Still, Flynn and O’Neill tell their stories with a darkly funny brio. “This is the grimmest item we’ve ever done, but we’re laughing,” O’Connor remarks, calling it “Irish people’s idea of entertainment”. The segment also underlines the way that the host, despite his reputation for pricking pieties and skewering shibboleths, tunes into his guests’ progressive outlook in respectful manner. There’s not quite the same snap as with Banville, but it displays O’Connor’s ability as a nuanced, sensitive interviewer, not necessarily his most obvious talent.
Such nudge-nudge, wink-wink asides mean the Radio 1 schedule increasingly resembles an open mic night at a failing comedy club
He needs to be alive to sensibilities during the Sunday newspaper panel, as his guests discuss the threat by Mary Lou McDonald’s husband to sue the former minister Shane Ross over his biography of the Sinn Féin leader. O’Connor sounds uncharacteristically cautious as he examines the wider issue of Sinn Féin representatives taking defamation cases over adverse comments, while repeatedly stating there’s no suggestion of impropriety over the financing of McDonald’s home, which Ross covers in his book. The presenter muses whether such legal actions represent a “worrying development” but otherwise treads carefully. There are some questions even he won’t ask.
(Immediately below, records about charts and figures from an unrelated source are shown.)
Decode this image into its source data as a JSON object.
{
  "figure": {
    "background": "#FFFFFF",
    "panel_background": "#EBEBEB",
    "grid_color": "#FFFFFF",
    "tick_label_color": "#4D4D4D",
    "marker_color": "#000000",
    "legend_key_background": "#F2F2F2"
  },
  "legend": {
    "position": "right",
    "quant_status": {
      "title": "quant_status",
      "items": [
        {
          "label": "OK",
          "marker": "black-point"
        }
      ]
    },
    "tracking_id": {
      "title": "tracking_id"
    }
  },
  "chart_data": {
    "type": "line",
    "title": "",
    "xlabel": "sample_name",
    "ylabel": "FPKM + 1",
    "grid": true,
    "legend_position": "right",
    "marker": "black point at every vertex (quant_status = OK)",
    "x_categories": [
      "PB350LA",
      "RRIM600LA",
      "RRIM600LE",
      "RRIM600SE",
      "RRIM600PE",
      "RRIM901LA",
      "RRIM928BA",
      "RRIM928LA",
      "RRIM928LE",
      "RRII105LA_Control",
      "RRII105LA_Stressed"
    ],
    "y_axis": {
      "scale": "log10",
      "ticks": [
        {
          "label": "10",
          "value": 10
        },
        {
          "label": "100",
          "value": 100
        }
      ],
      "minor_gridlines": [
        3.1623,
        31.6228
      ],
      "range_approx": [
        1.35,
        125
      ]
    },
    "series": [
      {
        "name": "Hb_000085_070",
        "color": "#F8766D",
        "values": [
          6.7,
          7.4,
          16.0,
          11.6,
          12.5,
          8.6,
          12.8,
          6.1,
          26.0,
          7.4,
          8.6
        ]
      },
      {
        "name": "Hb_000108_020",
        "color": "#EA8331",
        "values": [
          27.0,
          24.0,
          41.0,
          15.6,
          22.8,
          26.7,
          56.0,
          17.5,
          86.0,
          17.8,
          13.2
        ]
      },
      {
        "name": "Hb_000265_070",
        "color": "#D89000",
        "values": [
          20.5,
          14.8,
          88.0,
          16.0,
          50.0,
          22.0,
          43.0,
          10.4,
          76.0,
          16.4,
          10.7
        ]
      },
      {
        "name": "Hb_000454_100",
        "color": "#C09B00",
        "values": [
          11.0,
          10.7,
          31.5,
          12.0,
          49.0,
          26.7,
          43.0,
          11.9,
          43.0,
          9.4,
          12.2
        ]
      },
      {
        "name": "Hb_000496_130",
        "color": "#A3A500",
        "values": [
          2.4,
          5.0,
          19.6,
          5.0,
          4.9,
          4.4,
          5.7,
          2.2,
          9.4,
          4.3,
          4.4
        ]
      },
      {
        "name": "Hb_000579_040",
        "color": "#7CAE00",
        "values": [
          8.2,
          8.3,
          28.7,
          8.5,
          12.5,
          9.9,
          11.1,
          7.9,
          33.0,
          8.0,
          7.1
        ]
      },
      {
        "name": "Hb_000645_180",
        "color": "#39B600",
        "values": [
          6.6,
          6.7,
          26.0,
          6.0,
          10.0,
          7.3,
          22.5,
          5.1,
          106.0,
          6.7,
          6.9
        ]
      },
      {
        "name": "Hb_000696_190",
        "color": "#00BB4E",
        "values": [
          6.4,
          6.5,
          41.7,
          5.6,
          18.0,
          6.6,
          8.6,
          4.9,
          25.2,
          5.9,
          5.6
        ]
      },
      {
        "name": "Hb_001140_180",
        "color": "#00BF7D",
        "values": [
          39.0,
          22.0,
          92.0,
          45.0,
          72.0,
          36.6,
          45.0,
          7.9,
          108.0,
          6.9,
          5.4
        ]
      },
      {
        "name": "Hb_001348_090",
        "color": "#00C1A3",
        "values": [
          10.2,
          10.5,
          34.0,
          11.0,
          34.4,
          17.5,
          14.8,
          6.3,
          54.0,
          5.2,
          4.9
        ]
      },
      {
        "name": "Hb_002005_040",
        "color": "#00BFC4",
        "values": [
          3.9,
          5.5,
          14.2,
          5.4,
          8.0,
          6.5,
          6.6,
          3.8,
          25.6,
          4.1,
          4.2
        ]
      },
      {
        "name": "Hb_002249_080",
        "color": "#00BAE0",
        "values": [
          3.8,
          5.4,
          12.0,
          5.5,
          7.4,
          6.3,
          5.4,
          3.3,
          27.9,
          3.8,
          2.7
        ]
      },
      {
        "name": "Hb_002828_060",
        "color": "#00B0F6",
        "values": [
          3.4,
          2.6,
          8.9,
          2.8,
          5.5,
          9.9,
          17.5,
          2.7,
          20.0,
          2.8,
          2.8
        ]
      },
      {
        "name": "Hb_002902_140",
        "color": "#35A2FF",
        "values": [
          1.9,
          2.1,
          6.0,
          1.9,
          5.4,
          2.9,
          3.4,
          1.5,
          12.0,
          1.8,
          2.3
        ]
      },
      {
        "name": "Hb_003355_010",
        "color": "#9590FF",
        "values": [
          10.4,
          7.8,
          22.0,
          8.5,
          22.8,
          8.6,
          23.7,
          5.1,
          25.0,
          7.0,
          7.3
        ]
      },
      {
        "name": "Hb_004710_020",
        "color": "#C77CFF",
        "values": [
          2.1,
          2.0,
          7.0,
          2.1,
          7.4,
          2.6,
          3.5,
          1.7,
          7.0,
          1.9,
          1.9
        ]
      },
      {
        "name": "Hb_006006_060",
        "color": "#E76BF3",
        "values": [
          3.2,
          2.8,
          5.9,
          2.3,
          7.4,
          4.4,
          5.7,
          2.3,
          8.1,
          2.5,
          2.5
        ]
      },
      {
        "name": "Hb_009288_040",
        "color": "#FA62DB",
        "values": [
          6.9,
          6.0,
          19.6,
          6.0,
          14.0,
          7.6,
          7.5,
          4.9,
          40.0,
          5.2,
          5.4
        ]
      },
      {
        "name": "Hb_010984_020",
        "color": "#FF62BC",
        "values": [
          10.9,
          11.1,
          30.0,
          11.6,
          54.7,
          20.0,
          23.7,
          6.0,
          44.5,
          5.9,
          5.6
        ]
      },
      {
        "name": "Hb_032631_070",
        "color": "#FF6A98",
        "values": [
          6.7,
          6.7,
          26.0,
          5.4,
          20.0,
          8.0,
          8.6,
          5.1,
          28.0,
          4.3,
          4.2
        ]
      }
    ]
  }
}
There’s no ducking the big issues on Drivetime (RTÉ Radio 1, weekdays), as its host Sarah McInerney investigates the difference between big-brand products and their cheaper generic supermarket equivalents, with particular reference to whipped cream. “The own-brand ones aren’t as fresh and fluffy,” she complains, prompting her copresenter, Cormac Ó hEadhra, to dub his colleague “snobby Sarah”. Despite a “tsunami” of messages giving out about her reluctance to whip her own cream, McInerney doubles down. “It’s hard to get the right consistency,” she forlornly observes.
Well, quite. The item is an example of the Drivetime duo’s own reliable recipe, which mixes fearsome quizzing with knockabout slagging. The former aspect of the show remains as daunting as ever. On Wednesday, Ó hEadhra presses the Fianna Fáil Senator Lisa Chambers on the accommodation shortage for Ukrainian refugees, talking over her with questions. When her line briefly cuts out, one can’t help thinking that Chambers welcomes the respite from the anchor’s relentless barrage.
When it comes to the hosts’ teasing humour, however, there’s a problem akin to McInerney’s issue with her dairy product of choice: in seeking a frothy, light quality, they sometimes lay it on a bit thick. During an item on DIY, the social-media influencer Shauna O’Connor recalls her nervousness when she started doing home repairs: “The first time I held a hammer drill I was shaking,” she says. “I thought you were going to say something else,” Ó hEadhra snickers, trowelling on the double entendres. Following on from Joe Duffy’s laboured meteorological gagsmithery on Liveline last week, such nudge-nudge, wink-wink asides mean the Radio 1 schedule increasingly resembles an open-mic night at a failing comedy club. Ó hEadhra should stick to killer lines.